Cristina Pacheco acaba de despedirse de la televisión con un mensaje doloroso y tremendamente vivo. Con ese mensaje, que no es posible mirar sin lágrimas en los ojos, ha terminado un momento mayor de la televisión mexicana.
Perdidos en la banalidad y la frivolidad, en los continuos escándalos de la vida pública, perdemos casi siempre de vista lo esencial.
Es inmenso el vacío que Cristina Pacheco abre con ese adiós.
Con la salida del aire de “Aquí nos tocó vivir” y “Conversando con Cristina Pacheco”, la Ciudad de México se despide de su cronista más apasionada y de una periodista que a lo largo de medio siglo perfeccionó como nadie el arte de la entrevista, el placer de la conversación.

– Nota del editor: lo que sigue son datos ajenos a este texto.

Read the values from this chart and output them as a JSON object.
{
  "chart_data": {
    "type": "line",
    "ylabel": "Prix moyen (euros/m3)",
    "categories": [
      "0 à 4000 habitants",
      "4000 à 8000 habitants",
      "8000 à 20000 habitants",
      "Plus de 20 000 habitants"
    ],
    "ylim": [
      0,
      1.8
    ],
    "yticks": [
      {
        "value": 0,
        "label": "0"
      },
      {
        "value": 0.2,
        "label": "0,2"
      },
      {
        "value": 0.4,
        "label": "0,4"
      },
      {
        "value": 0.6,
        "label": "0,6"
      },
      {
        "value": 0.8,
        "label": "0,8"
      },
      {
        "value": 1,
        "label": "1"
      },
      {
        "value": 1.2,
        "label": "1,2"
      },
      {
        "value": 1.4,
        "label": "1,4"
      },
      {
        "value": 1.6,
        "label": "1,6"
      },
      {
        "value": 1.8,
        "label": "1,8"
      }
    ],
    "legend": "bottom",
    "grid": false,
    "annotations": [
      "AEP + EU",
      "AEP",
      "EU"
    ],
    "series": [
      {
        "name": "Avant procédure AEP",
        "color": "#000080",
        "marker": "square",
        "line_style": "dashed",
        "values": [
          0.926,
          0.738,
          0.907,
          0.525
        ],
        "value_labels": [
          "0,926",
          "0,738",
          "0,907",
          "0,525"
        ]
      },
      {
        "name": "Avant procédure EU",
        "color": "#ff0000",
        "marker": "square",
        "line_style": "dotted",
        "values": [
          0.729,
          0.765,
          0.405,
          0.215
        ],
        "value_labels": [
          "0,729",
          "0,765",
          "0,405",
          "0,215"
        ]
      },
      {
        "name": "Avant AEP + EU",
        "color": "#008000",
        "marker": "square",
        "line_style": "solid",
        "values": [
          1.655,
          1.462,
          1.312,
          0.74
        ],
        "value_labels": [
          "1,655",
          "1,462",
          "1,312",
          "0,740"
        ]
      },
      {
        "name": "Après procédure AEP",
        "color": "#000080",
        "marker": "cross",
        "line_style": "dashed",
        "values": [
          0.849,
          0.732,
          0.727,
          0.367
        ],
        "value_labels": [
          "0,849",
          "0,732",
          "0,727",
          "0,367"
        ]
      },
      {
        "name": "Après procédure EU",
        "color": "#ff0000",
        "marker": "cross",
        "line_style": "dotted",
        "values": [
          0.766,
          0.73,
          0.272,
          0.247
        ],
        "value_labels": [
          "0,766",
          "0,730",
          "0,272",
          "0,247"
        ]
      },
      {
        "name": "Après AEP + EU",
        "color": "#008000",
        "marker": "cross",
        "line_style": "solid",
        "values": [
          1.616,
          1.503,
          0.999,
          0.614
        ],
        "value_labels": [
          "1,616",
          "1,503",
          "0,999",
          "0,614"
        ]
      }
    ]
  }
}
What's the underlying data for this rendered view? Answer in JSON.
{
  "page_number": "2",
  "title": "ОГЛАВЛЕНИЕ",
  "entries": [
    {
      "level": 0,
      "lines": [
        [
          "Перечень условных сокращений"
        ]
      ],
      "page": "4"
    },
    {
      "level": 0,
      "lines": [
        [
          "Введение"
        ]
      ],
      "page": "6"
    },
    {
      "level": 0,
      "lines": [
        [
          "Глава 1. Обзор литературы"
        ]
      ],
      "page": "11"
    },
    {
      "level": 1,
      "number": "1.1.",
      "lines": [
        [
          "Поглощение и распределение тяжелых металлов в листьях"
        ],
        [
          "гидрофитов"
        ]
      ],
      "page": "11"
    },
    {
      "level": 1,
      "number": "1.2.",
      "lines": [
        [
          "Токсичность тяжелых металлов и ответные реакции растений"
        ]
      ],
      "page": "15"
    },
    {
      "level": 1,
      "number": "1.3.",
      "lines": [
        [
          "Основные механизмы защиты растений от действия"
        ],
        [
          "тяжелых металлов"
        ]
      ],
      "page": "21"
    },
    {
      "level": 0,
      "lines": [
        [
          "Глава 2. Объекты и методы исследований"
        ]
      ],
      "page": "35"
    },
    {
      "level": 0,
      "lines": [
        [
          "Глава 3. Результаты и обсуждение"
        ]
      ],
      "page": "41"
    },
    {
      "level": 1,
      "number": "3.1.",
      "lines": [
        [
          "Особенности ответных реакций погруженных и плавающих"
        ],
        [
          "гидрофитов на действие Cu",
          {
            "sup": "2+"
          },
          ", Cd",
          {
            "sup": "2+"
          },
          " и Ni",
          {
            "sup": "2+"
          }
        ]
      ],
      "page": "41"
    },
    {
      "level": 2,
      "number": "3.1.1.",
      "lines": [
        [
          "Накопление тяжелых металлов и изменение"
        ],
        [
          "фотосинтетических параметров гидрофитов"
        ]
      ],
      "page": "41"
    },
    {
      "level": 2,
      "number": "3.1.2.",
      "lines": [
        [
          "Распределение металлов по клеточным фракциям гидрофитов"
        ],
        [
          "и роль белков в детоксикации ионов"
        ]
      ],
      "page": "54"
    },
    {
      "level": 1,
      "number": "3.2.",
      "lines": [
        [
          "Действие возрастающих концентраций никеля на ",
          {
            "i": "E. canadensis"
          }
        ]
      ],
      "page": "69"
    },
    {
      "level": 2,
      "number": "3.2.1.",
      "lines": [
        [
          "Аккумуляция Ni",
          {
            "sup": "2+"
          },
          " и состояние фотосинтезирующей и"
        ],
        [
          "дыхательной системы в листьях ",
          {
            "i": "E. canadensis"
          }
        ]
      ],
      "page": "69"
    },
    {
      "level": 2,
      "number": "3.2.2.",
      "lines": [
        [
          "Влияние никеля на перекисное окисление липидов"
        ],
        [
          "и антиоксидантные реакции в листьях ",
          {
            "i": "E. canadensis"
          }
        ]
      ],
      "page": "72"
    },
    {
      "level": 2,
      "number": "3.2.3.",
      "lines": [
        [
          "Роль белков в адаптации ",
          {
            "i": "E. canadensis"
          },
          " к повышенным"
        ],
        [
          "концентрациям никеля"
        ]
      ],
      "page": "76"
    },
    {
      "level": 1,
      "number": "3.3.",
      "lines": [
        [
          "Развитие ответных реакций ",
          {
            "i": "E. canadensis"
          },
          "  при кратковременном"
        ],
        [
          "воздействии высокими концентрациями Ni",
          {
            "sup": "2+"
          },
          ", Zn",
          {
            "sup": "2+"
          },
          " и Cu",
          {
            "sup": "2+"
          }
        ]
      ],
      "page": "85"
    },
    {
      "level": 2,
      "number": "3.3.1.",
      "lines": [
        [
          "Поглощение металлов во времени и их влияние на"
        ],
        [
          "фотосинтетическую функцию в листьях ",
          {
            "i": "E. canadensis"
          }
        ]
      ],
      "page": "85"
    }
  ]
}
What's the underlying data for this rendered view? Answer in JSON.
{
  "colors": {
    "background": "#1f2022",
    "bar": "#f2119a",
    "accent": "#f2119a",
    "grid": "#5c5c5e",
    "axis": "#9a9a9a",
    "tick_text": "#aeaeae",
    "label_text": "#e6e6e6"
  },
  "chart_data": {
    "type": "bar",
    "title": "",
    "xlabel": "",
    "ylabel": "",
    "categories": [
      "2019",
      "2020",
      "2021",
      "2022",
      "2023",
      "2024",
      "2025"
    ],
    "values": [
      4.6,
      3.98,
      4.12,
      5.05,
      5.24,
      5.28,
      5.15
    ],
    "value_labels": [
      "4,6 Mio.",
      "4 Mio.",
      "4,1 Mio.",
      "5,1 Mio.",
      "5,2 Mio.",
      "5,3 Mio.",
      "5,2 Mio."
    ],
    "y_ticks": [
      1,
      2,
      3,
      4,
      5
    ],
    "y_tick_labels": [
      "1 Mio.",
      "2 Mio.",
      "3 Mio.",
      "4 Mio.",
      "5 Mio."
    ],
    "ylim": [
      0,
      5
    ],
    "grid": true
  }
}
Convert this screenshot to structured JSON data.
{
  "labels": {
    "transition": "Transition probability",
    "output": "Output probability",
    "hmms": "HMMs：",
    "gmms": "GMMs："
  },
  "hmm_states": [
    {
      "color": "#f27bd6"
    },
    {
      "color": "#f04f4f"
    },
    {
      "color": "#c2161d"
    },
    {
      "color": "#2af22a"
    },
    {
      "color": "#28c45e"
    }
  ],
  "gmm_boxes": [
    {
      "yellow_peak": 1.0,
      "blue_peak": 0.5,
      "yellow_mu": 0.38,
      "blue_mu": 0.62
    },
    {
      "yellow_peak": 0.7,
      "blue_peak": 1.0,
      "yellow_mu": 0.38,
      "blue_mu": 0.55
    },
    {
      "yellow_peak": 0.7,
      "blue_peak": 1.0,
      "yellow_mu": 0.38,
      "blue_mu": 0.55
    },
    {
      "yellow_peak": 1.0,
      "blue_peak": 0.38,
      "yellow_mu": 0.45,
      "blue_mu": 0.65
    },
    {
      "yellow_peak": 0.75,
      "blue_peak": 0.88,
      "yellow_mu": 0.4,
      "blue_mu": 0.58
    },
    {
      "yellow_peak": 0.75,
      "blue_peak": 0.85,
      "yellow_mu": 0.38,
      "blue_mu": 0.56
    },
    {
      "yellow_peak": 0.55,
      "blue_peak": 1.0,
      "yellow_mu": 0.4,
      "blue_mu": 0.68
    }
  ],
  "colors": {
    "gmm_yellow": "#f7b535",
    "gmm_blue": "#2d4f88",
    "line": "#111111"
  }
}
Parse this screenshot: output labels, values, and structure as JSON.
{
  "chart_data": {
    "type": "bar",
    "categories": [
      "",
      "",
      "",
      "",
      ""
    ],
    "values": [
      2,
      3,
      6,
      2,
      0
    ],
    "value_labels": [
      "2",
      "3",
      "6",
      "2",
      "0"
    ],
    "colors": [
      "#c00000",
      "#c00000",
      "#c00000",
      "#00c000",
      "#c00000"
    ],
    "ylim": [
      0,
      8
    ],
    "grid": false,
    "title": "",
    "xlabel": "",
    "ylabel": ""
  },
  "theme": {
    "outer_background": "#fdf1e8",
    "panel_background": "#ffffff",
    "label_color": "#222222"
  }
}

Una niña llegó, en los años 40, a una ciudad de luces y rascacielos que vivía en esa década una etapa dorada. Formaba parte de una familia de campesinos que llegaba a la estación de Buenavista con una dirección anotada en un papelito. Esa niña salió de la estación y miró por vez primera la avenida Insurgentes. Tuvo un estremecimiento. Muchos años después diría que se sintió en medio de un torbellino.
Su familia fue a parar a una vecindad del barrio de Tacuba. Perdido en la ciudad inmensa, su padre no sabía qué hacer: no pudo nunca hallar un destino. Le entregó a su hija, sin embargo, algo parecido a una segunda vida: la enseñó a leer y escribir.
“Bendito Dios que me dio una infancia difícil”, declaró Cristina una vida más tarde.
Tirado en una calle, Cristina Pacheco encontró una tarde un ejemplar incompleto de la revista Selecciones. En las pocas páginas que quedaban intactas, un artículo contaba la vida de Mozart.
Algo la tocó entonces. Fue precisamente en ese instante cuando algo supo o intuyó: que toda vida es única; que no hay vida sin relieve; que la vida puede ser tolerable si uno la cuenta.
“Desde entonces, ese es mi oficio, en eso me pierdo y en eso voy a terminar mi vida”, me dijo una tarde inolvidable en la calle de Tacuba.
No se atrevió a firmar sus primeros textos, sus primeras crónicas, sus primeras entrevistas: si sus colaboraciones eran buenas, pensó, dirían que las había escrito su esposo, el brillante José Emilio Pacheco. Y si eran malas, solo lo haría quedar en ridículo como escritor.
Así que con ayuda del periodista Raúl Prieto —el famoso Nikito Nipongo— inventó un seudónimo: Juan Ángel Real. Publicó en la revista Sucesos piezas tan notables que el cineasta Luis Buñuel se interesó por filmar una de ellas. Desechó el proyecto, sin embargo, al enterarse que Juan Ángel Real era una mujer.
Ella lo vivió como un fracaso. José Emilio le pidió entonces que tomara una decisión: “Puedes ser valiente y dar la cara y fracasar en público, o puedes esconderte para siempre detrás de un nombre falso. Tú decides”.
Cristina Pacheco decidió: “Voy a escribir con mi nombre. Y voy a contar todo lo que pasa en esta ciudad enorme, salvaje, inmensamente noble”.
Comenzó a hacer entrevistas en las que en realidad entrevistaba a su pasado. Historias de migrantes que llegaban a la ciudad con una dirección anotada en un papelito. Hace más de 40 años que llevó esa idea a la televisión: sacar las cámaras a la calle —“que es lo mío, que siempre será lo mío”— y contar la historia de personas que son como ella.
Poca gente en México domina como Cristina Pacheco el arte, el placer de la conversación. La gente se abre ante ella. Le dice cosas que no le diría a nadie más. En menos de un minuto, con solo dos preguntas, Cristina Pacheco te hace sentir que eres un viejo amigo.
Con el paso de los años, de las décadas, formó un verdadero banco de historias en cuyas bóvedas están guardadas las vidas de la gente que ha habitado esta ciudad.
—¿Cuál es tu secreto? —le pregunté aquella tarde en la calle de Tacuba.
—No tengo ningún secreto más que tocar a la gente. Tocar el corazón de la gente. Y hablar de lo único que sé: de la gente de la calle. Porque eso es lo único que conozco: la gente a la que agradezco y la honro.
Espero que la ausencia de Cristina sea temporal. Espero que la ciudad recupere a su cronista. Espero más conversaciones en la ciudad donde nos tocó vivir.